De grieven falen. De gronden daarvoor betekenen dat niet wordt toegekomen aan het bewijsaanbod van [appellante] . Het bestreden vonnis zal worden bekrachtigd. Als de in het ongelijk te stellen partij zal het hof [appellante] in de kosten van het hoger beroep veroordelen.
De kosten voor de procedure in hoger beroep aan de zijde van Loyalis zullen worden vastgesteld op:
- griffierecht € 726,00
- salaris advocaat € 1.611,00 (1 ½ punten x tarief II)

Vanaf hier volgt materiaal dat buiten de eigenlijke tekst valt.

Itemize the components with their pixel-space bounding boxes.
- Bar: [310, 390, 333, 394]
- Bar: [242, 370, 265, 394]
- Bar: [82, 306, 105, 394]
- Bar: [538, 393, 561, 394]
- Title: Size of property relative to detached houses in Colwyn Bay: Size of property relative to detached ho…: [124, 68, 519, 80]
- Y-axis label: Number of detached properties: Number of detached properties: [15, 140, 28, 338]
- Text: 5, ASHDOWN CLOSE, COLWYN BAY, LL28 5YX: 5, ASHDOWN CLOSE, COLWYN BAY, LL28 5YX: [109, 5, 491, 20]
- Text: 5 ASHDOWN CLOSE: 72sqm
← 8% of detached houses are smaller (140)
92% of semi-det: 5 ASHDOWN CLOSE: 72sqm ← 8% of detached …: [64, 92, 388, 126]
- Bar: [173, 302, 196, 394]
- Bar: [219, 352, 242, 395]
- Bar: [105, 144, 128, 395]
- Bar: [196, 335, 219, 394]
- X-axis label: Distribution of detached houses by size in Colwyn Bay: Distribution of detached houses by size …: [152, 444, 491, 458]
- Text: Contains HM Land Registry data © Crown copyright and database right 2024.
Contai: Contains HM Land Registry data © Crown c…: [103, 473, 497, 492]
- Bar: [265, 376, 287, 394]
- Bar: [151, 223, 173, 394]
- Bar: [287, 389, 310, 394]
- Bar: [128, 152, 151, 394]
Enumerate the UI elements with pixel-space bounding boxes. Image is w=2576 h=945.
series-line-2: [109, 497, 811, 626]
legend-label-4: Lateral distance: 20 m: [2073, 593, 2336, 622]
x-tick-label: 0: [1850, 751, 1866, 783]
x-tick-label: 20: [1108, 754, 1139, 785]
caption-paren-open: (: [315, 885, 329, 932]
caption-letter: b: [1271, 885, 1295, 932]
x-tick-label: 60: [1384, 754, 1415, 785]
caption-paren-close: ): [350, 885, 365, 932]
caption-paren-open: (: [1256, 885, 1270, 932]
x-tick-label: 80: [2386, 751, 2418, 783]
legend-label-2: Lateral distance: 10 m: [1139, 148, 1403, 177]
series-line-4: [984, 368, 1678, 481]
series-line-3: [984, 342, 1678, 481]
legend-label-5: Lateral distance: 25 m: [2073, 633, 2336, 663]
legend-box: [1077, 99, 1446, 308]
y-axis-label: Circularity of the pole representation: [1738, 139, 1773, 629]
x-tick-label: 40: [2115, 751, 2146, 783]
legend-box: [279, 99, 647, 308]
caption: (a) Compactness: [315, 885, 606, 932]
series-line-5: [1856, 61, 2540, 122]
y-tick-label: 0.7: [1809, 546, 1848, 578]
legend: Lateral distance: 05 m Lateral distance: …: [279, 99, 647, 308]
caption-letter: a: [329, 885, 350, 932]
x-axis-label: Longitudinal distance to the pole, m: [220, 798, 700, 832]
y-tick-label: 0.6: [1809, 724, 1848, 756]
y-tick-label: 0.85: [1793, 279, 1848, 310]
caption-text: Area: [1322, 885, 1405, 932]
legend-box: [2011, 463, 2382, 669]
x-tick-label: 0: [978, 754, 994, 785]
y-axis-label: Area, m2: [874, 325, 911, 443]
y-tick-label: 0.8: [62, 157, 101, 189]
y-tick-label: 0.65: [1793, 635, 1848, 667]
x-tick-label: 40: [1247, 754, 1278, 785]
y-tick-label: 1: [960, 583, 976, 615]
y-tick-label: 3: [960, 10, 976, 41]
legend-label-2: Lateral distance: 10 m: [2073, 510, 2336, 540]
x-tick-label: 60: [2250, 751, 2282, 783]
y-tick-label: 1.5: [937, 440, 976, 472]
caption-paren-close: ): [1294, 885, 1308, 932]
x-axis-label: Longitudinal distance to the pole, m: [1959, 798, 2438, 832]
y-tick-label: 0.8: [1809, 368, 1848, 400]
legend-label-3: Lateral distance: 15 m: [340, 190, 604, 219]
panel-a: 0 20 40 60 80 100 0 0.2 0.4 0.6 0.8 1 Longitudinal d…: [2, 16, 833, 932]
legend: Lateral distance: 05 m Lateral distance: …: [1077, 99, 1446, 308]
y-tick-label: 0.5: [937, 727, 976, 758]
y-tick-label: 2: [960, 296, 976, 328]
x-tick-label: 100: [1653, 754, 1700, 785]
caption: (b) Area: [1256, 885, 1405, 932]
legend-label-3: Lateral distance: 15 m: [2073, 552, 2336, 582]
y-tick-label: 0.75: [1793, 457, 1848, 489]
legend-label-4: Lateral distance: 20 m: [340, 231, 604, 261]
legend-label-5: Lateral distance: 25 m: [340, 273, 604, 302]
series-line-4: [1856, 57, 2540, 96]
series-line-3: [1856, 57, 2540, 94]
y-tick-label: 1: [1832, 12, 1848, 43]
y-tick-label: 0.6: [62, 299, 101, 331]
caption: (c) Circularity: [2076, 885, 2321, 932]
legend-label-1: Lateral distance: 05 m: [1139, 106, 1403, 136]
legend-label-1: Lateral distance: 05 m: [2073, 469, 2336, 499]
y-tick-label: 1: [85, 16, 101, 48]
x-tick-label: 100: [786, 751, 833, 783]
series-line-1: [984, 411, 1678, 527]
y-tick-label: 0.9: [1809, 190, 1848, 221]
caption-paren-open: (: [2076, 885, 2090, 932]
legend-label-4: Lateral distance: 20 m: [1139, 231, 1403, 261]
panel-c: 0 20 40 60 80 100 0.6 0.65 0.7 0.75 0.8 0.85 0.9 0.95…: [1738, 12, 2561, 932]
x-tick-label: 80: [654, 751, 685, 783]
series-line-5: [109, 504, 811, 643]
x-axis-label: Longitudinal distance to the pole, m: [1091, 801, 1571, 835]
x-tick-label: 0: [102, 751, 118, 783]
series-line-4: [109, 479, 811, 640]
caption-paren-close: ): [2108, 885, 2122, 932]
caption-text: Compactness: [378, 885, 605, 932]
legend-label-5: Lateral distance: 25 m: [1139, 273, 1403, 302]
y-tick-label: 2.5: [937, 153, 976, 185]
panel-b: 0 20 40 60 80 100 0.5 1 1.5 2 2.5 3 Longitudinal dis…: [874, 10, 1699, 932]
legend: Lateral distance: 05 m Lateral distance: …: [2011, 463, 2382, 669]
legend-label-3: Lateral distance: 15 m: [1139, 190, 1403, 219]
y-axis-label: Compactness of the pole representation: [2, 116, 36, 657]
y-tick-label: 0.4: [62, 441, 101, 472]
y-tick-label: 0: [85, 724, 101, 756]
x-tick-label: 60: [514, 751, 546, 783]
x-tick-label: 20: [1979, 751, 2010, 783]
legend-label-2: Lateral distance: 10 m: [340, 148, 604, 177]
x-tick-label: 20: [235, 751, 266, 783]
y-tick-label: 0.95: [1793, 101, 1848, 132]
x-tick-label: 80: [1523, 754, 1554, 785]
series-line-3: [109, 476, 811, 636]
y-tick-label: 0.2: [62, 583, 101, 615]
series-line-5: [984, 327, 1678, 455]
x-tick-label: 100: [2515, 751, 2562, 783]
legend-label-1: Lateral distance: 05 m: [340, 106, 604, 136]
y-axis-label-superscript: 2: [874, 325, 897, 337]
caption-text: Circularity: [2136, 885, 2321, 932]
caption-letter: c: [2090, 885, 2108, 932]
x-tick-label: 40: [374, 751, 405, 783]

Als niet weersproken zal het hof ook de gevorderde wettelijke rente over de proceskosten en de nakosten toewijzen zoals hierna vermeld.

7.De beslissing

Het hof, recht doende in hoger beroep:
bekrachtigt het vonnis van de rechtbank Limburg, zittingsplaats Maastricht van 13 december 2017;
veroordeelt [appellante] in de kosten van het hoger beroep, tot aan deze uitspraak aan de zijde van Loyalis vastgesteld op € 726,00 voor verschotten en op € 1.611,00 voor salaris overeenkomstig het liquidatietarief, te voldoen binnen veertien dagen na dagtekening van dit arrest, en – voor het geval voldoening binnen bedoelde termijn niet plaatsvindt – te vermeerderen met de wettelijke rente te rekenen vanaf bedoelde termijn voor voldoening;
veroordeelt [appellante] in de nakosten, begroot op € 157,00, met bepaling dat dit bedrag zal worden verhoogd met € 82,- in geval [appellante] niet binnen veertien dagen na aanschrijving aan deze uitspraak heeft voldaan én betekening heeft plaatsgevonden, een en ander vermeerderd met de wettelijke rente te rekenen vanaf veertien dagen na aanschrijving én betekening;
verklaart dit arrest voor zover het de hierin vermelde proceskostenveroordeling betreft uitvoerbaar bij voorraad.
Dit arrest is gewezen door mrs. E.J. van Sandick, O.G.H. Milar en J.N. de Blécourt, is ondertekend door de rolraadsheer en is in tegenwoordigheid van de griffier in het openbaar uitgesproken op 26 november 2019.